Per carità, si tratta di iniziative "nobili", ma se la filosofia passasse in una logica oltranzista saremmo nei guai con le indispensabili esportazioni dei nostri prodotti e chi l'applicasse in maniera rigida – specie alle quote più elevate! - si priverebbe di prodotti indispensabili per la propria salute visto che in una montagna come la nostra non si può certo tornare alla grama autosufficienza o ad una pratica autarchica degna d'altri tempi.
Tuttavia , in questi tempi difficili, un appello un pochino retorico lo vorrei fare anch'io, che quando compartecipo alla spesa mi sento cittadino del mondo (di recente ho comprato prodotti greci perché anche così si possono aiutare).
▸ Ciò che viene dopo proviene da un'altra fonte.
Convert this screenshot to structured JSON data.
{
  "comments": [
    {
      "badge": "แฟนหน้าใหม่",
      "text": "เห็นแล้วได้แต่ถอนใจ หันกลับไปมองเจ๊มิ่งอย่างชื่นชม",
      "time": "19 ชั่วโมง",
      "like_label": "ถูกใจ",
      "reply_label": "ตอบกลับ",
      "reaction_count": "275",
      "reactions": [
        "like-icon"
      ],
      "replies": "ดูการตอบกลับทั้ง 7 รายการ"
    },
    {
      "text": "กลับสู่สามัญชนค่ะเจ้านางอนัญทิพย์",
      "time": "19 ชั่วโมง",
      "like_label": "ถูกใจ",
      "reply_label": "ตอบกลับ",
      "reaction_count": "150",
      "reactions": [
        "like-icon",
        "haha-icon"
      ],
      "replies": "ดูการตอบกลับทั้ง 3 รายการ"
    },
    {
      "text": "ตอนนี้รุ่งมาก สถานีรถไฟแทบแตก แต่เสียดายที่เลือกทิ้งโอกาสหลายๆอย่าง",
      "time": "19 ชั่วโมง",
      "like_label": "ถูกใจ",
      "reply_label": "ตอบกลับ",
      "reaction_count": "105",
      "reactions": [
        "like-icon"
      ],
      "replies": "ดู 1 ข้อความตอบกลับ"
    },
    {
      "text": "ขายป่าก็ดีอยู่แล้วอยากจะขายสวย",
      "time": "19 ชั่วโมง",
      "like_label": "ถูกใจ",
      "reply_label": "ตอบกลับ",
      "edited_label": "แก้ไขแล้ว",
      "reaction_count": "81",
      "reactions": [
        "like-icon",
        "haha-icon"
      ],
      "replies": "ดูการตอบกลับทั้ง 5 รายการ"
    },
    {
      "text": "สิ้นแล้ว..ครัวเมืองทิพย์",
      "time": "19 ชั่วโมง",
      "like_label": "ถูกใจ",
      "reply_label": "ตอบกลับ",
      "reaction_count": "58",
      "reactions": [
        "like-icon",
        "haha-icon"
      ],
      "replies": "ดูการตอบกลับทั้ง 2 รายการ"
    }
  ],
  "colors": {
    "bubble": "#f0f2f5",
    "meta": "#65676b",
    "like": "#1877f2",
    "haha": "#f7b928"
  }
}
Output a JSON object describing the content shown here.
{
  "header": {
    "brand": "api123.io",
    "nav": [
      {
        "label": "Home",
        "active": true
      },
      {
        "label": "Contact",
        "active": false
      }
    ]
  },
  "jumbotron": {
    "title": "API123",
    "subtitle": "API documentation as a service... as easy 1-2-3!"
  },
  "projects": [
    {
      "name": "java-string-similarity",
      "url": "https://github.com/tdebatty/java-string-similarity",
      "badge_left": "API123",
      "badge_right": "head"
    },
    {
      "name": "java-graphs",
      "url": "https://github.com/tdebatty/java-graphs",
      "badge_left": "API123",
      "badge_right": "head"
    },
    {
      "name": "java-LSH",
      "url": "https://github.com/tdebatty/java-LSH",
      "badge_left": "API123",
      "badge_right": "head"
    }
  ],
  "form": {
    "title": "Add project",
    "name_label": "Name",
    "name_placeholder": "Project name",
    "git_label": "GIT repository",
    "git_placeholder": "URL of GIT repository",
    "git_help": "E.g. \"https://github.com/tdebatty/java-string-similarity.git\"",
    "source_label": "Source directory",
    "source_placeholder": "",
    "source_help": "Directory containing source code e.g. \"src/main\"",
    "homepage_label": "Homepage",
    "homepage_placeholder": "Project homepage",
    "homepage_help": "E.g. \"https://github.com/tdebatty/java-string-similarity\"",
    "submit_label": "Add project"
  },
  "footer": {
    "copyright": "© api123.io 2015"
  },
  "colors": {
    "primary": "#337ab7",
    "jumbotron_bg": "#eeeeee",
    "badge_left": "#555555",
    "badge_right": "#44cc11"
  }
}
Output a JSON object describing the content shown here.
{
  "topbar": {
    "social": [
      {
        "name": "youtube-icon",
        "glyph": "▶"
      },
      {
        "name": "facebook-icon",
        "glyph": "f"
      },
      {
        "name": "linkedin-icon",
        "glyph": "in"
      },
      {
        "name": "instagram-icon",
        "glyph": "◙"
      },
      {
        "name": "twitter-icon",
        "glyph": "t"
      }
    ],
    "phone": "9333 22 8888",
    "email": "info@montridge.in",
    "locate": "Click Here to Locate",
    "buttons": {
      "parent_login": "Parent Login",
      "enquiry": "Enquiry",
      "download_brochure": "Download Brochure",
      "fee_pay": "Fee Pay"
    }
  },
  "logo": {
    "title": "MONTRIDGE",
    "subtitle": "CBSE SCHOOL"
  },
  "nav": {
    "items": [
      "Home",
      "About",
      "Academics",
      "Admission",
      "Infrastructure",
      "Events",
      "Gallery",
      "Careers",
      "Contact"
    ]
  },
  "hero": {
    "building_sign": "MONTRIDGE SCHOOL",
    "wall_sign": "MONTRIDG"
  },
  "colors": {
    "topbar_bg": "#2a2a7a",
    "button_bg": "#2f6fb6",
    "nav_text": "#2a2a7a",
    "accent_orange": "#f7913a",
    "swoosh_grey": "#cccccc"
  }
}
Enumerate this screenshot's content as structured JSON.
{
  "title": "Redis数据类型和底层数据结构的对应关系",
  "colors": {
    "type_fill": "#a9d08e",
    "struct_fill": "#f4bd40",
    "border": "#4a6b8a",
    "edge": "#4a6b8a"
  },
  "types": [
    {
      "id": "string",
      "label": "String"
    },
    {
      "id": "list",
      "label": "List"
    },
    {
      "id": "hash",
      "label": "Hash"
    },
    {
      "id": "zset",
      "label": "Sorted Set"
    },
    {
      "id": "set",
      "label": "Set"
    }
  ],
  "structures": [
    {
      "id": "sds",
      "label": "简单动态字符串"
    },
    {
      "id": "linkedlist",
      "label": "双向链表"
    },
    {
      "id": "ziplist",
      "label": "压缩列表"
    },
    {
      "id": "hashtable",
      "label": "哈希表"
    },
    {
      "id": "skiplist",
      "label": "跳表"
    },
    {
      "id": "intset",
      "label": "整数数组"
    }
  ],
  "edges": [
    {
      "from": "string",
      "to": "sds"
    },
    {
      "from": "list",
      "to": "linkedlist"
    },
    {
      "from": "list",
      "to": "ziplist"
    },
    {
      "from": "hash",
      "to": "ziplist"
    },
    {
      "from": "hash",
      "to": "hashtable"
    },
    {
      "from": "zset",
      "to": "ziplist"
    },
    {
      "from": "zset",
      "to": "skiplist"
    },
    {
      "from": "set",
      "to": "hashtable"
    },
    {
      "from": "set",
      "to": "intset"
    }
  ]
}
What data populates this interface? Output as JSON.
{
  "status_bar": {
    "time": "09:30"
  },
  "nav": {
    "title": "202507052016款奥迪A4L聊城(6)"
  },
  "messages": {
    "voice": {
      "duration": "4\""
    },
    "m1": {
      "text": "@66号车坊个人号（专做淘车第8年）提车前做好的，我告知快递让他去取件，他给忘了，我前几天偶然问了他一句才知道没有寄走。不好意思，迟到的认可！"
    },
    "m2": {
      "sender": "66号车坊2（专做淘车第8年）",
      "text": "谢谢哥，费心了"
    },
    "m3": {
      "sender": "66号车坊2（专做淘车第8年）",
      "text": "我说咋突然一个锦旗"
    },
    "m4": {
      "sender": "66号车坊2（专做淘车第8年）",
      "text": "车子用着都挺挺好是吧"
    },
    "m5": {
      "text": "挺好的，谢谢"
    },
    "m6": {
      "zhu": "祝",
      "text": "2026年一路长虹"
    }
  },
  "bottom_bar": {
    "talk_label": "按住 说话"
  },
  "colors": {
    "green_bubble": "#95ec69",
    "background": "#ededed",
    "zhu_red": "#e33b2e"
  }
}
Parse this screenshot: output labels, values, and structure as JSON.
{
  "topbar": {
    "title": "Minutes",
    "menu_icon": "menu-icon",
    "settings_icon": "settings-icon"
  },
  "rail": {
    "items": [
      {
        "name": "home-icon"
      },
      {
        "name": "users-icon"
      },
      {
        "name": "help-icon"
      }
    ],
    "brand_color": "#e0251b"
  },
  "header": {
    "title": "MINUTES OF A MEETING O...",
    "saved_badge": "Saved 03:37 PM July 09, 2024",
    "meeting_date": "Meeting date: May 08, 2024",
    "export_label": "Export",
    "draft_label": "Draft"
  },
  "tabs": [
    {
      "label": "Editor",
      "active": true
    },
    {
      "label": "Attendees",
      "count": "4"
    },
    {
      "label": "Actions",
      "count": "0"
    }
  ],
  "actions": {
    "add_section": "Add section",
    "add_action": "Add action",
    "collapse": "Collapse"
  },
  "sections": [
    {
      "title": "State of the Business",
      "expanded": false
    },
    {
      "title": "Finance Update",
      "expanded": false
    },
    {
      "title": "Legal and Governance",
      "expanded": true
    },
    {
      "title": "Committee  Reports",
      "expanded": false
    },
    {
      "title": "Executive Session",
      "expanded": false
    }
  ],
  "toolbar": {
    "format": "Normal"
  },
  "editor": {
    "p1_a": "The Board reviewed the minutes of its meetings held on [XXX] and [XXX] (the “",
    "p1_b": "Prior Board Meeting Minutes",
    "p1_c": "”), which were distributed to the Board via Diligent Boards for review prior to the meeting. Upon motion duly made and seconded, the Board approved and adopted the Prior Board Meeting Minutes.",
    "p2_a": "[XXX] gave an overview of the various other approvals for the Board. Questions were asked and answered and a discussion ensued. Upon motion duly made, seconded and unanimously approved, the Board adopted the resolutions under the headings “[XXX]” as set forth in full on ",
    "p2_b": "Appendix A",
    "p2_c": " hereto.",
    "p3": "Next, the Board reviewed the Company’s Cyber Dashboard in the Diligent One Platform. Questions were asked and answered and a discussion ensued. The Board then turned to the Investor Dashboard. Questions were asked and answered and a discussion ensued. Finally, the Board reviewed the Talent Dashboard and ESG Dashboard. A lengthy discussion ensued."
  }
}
Io penso che una riflessione su di una logica di reinvestimento in ambito locale nell’acquisto di una serie di prodotti autoctoni non limitabili all'agroalimentare ma a una gamma di beni e servizi, per fare reddito da noi stessi, ci stia abbondantemente.
E' interessante leggere per la sua completezza lo studio della Facoltà di economia e commercio di Torino che ha elencato i prodotti a vantaggio del label "Saveurs du Val d'Aoste" e del suo disciplinare.
Stringere le fila in epoca di crisi non è una logica di chiusura ma di solidarietà.

Commenti

E se allargassimo...

le tue considerazioni finali anche ad altri settori della economia, non solo alimentari?
Vedo poca sensibilità a proposito (pur salvando la concorrenza di mercato).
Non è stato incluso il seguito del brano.